When Bobbie had first been assigned as detective at North Island, the director of security, a former San Diego P.D. cop, said to her, “Police work is very frustrating sometimes, especially investigation. And for a woman there’re special little miseries and no man can help you with them. But when you do succeed in developing a case based entirely on your own diligence and intuition and luck, the feeling is incredible.”
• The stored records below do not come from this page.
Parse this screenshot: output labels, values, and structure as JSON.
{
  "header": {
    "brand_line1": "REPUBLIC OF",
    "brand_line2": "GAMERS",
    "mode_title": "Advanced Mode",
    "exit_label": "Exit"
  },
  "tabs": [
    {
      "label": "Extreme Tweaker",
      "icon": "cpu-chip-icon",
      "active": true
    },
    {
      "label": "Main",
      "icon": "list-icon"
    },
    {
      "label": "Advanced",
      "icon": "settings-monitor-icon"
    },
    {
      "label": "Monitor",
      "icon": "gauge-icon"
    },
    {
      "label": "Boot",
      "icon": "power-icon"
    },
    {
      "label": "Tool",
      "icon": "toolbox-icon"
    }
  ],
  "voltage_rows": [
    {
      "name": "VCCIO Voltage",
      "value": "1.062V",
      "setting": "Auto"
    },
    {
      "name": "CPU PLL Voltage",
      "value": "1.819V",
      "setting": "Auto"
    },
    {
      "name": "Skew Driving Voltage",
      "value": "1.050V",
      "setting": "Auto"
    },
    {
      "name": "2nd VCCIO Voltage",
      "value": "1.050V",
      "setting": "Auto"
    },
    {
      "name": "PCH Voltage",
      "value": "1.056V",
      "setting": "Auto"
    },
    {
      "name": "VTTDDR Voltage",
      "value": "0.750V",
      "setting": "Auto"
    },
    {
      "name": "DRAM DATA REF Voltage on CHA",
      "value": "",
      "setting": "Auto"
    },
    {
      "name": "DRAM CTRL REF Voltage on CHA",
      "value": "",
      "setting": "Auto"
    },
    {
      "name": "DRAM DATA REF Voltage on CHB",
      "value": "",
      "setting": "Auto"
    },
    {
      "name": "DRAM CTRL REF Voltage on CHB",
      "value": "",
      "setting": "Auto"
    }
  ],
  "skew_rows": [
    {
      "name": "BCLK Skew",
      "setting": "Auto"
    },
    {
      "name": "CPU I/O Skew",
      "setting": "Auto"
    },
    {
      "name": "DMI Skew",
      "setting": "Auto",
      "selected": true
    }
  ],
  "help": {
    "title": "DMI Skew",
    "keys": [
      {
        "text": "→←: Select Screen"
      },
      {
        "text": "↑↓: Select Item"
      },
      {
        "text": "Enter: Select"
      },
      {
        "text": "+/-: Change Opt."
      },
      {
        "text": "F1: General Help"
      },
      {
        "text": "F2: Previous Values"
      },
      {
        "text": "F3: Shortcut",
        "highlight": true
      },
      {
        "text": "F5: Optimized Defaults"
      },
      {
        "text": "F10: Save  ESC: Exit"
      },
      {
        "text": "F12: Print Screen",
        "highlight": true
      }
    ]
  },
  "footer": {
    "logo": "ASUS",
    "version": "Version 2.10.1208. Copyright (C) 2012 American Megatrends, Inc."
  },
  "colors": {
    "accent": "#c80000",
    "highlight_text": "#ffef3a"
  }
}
Bobbie Ann Doggett could define what “incredible” would mean to her in this instance: snapping those steel ratchets around the fat wrists of that feloniously ugly sonofabitch!

He’d taken his act too far, way too far. She had more than a hunch that these two had stolen the navy shoes. But if so, what did the later stealing of the van signify? Was it just a coincidence? An unknown thief happening to steal the stolen navy cargo?

This was not a case she could talk about to her colleagues, nor even to her boss. Not yet. It was all based on instinct, and they’d just rag on her about women’s intuition, and roll their eyes, and smirk. Be that as it may, her investigator’s instinct told her that Shelby Pate and Abel Durazo were her thieves.